Been a few of these recently but nonetheless, here is mine:










Specs:


Size 54cm
Dura-Ace 7900 front & rear derailleur
Dura-Ace 7900 pedals
Ultegra 6700 brakes
Cannondale Carbon SI BB30 Crank, 130BCD, 175mm
Pro Vibe 7s bars & stem
Fizik Arione CX
GS Astuto 38mm clinchers
Garmin Edge 800 GPS


----------



## Helitech (Jan 23, 2012)

nice bike.... are you in japan?


----------



## Yamabushi (Sep 30, 2008)

Helitech said:


> nice bike.... are you in japan?


Thank you! Yes, I live in central Tokyo.


----------



## Helitech (Jan 23, 2012)

nice! I'm stationed here on NAF Atsugi... in ayase


----------



## Helitech (Jan 23, 2012)

mind me asking how much you paid and where you got it??? I'm considering an aluminum frame to go with my synapse....


----------



## Yamabushi (Sep 30, 2008)

Helitech said:


> nice! I'm stationed here on NAF Atsugi... in ayase


Wow great, I ride out past there semi-frequentally, hitting Yabitsu Toge, Miyagase-ko, Odarumi Toge, Wada Toge, and beyond! If you are not already active there, you should get on the Tokyo Cycling Club forums, serious, knowledgeable cyclist and good people! There are semi-organized rides most weekends.



Helitech said:


> mind me asking how much you paid and where you got it??? I'm considering an aluminum frame to go with my synapse....

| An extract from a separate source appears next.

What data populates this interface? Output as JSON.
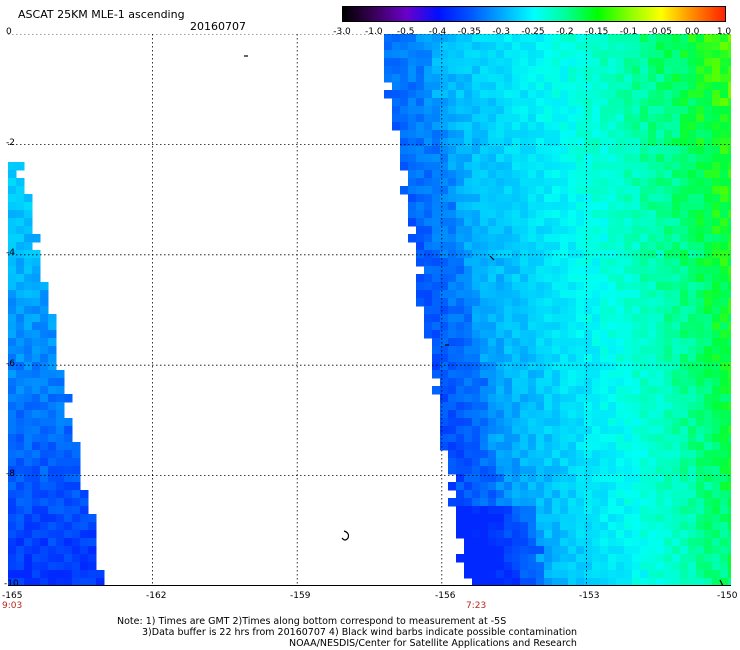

I actually brought the bike back with me from the States last time I was there. Unfortunately, I paid full MSRP, something I rarely do. It was a sellers market and I had limited time so it was unavoidable. Even so, it was significantly cheaper than buying it here in Japan! I have no regrets whatsoever about the purchase. I am still shocked by what a step up it is from the CAAD9. I'm definitely a satisfied and happy CAAD10 owner! :thumbsup:


----------